04 February 2015

Book Report. Secret Trades, Porous Borders, Smuggling and States along a Southeast Asia Frontier 1865-1915.



Identitas Buku      

                                 
Penulis          : Eric Tagliacozzo,
Kota Terbit     : New Haven and London
Penerbit         : Yale University Press
Tahun             : 2005                   Jumlah halaman:     xviii+437 hlm


Pengantar



Secara umum buku ini memetakan (mapping) batas-batas wilayah kekuasaan Belanda dan Inggris di Asia Tenggara. Berangkat dari pemetaan itu, maka semua kebijakan colonial bisa diterapkan termasuk mereka yang berprofesi pedagang. Pemetaan negara colonial atas wilayah Asia Tenggara berimplikasi pada legalitas dengan menempatkan negara sebagai otoritas tunggal dalam menentukan kebijakan atas apa yang dilakukan warganya. Dalam konteks demikianlah lahir konsep illegal trader (pedagang illegal) bagi mereka yang tidak mau bekerjasama dengan Belanda dan para pelintas bantas yang tidak memiliki ijin resmi dari pemerintah colonial.
Selanjutnya, Eric Tagliacozzo dalam bukunya berjudul Secret Trades, Porous Borders, Smuggling and States along a Southeast Asia Frontier, 1865-1915  membahas periode akhir abad XIX dan awal abad XX yang oleh penulisnya menjadi periode penting dalam sejarah Kepulauan di Asia Tenggara. Dua kekuatan besar yang mengontrol Asia Tenggara adalah Inggris di Malaka, Borneo bagian utara, Sumatra dan Straits Settlements (Singapora dan Penang-malaysia di Selat Malaka), itu yang pertama. Kekuatan kedua adalah Belanda yang menguasai Jawa dalam waktu yang relative lama karena komoditi pangan dan perkebunan yang dihasilkan dan kemudian mengontrol perdagangan rempah-rempah di Kepulauan Maluku, Kalimantan Tenggara, Sulawesi, dan Kepualaun Sunda Kecil. Pada saat bersamaan kompetisi kedua kekuatan besar itu (Inggris dan Belanda) melahirkan kompetisi pada perebutan pengaruh di antara pada pedagang dan aliran komoditi perdagangan pun menentukan kemana komoditi itu dijual. Komunitas social atau para pedagang (illegal) itupun terpolarisasi dalam dua pihak itu dan pada perkembangan kemudian perebutan pengaruh keduanya tidak bisa dihindari.
            Pada bab-bab awal, Tagliacozzo menjelaskan secara rinci periode antara 1865 dan 1915 di Kepulauan Nusantara dengan menunjukan upaya untuk memetakan wilayah kekuasan Inggris dan Belanda. Dalam aktivitas itu, Eric menunjukan adanya kehadiran tentara kolonial Belanda dan pasukan laut menyebar di seluruh nusantara dengan bergerak menelusuri sungai, mengidentifikasi kerajaan-kerajaan “kecil” untuk tujuan pengawasan oleh pemerintahan Eropa. Dalam melakukan identifikasi itu, pemerintah colonial juga menyertakan pejabat, polisi, dan pembuat peta serta insinyur yang untuk membangun dermaga (pelabuhan), jalan, dan jaringan telegraf. Selain itu dibangun menara pengawas untuk menjaga pelintas batas (hlm. 83-84). Cara kerja kolonial seperti itu juga diikuti oleh pembukaan pertambangan dan perkebunan, khususnya di Kalimantan dan Sumatra (hlm. 123).

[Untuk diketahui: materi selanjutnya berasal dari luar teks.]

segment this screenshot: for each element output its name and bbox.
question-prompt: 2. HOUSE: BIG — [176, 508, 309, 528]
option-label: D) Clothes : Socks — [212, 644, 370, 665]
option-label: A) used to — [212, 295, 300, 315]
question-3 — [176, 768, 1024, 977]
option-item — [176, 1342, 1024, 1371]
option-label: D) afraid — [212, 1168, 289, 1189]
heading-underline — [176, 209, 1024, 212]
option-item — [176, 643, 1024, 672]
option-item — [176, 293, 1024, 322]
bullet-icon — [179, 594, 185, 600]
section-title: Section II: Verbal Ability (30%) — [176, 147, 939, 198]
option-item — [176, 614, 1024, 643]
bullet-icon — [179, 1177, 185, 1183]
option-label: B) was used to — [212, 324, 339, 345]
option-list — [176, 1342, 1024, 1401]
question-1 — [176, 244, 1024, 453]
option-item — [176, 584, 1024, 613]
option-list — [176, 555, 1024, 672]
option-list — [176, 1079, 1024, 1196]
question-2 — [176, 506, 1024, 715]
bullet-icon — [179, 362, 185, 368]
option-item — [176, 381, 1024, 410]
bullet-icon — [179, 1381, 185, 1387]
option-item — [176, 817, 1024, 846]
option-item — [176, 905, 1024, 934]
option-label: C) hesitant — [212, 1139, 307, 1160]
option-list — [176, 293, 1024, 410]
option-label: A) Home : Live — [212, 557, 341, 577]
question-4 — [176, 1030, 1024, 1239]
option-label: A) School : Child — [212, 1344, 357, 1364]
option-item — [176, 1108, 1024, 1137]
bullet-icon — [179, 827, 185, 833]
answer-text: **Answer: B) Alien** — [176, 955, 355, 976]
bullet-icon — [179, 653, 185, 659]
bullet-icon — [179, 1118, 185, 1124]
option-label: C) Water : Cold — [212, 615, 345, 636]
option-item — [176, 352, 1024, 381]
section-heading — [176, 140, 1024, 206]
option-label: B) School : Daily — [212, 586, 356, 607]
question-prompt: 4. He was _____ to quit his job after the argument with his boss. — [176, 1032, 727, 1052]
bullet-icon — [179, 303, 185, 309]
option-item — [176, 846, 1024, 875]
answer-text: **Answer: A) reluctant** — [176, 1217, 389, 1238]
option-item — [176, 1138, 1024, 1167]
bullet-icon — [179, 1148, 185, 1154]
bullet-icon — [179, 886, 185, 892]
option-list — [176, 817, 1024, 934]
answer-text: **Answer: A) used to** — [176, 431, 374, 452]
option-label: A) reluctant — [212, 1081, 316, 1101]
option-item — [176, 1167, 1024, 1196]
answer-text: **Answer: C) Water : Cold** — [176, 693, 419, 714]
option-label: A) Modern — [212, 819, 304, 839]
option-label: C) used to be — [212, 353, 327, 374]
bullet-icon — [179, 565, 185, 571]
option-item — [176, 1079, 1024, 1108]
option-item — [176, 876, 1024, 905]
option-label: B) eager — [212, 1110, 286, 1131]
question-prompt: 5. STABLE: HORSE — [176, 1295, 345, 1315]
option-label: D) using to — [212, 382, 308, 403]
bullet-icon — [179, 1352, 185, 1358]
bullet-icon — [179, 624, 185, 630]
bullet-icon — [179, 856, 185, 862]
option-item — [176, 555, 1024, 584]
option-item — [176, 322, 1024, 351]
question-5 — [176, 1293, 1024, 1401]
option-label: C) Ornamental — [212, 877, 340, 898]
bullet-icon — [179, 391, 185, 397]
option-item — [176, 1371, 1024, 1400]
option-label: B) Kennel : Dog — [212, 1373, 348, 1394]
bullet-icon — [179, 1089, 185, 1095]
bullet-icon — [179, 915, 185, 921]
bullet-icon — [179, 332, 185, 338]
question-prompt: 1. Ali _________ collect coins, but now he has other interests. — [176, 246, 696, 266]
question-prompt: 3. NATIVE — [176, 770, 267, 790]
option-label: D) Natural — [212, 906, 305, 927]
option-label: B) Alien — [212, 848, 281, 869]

Arti Penting Pemetaan dan Kehadiran Negara Kolonial
dalam Perdagangan: Konteks Sulawesi 1865–1915

            Bagian ini dihadirkan untuk memberikan perspektif tentang sumbangan karya Eric Tagliacozzo dalam konteks Sulawesi pada umumnya dan Sulawesi Timur pada khususnya, terutama yang berkaitan dengan kontribusi buku ini dalam penelitian disertasi penulis. Oleh karena itu, sebelum sampai pada analisis terhadap kontribusi tulisan ini, terlebih dahulu saya hadirkan elemen-elemen yang terkait dan dapat ditemukan dalam perkembangan Asia Tenggara, Sulawesi pada umumnya, dan Sulawesi Timur pada khususnya.
            Elemen utama dari kajian itu adalah komunitas atau masyarakat sebagai pemain utama yang membentuk dan memainkan peranan penting dalam sejarah Asia Tenggara. Elemen ini berkaitan dengan masyarakat local dan pendatang yang berprofesi sebagai pedagang baik legal maupun illegal (rahasia). Sebagian lainnya, ada yang menjalankan aktivitas perompakan dengan tujuan politik dan lebih dominan ekonomi, yakni raiding, zeeroof, piracy, dan sebagianya.  Mereka harus berhadapan dengan kekuatan resmi pemerintah dengan penegakan hukum yang sesuai dan menguntungkan kolonil Belanda, termasuk Inggris karena kedua negara itu yang membuat batas-batas kekuasaannya atas sejumlah perbatasan negara-negara di Asia Tenggara (hlm. 107-181). Elemen selanjutnya adalah komoditi, karena dampak ikutan yang menyertai aktivitas ekonomi para saudagar dan para pelintas batas dari peta koloni Inggris dan Belanda. Dampak dari kontrol perbatasan dan para pedagang ini melahirkan kompetisi antara Inggris dengan Belanda serta terjadinya persaingan keduanya.
Rapuhnya  control terhadap perbatasan dan menjamurnya pedagang illegal (versi colonial) menjadi kosekuensi logis dari adanya perebutan dalam memenangkan ekonomi dan politik di Asia Tenggara, khususnya Indonesia. Dalam konteks itu pula, buku ini memberi gambaran terhadap apa yang terjadi di Sulawesi, yang juga melibatkan Sulawesi Timur dalam jaringan perdagangan dan komoditinya.
Sulawesi dikenal sebagai penghasil teripang, sirip ikan hiu, lola dan mutiara yang laku di pasar internasional hingga awal abad XX. Merujuk pada temuan McKnight bahwa kawasan ini adalah kawasan produsen hasil laut yang melimpah tetapi tidak untuk dikonsumsi oleh masyarakat local.[1] Realitas itu membawa pemahaman bahwa komoditi ini melibatkan para pedagang China dan Bajau. Komoditi ini dijual di Singapore dan pasti itu di bawah kontrol Inggris (hlm. 42).[2] Peran pedagang local yang di bawah control penguasa raja-raja local juga lebih mudah menjualnya kepada para pedagang China daripada kepada Belanda yang sejak awal menuntut monopoli. Kondisi itu, memaksa Belanda mengeluarkan kebijakan bahwa siapapun yang tidak menuruti kebijakan Belanda, maka dikelompokan sebagai Bajak Laut, oleh karena itu harus ditumpas.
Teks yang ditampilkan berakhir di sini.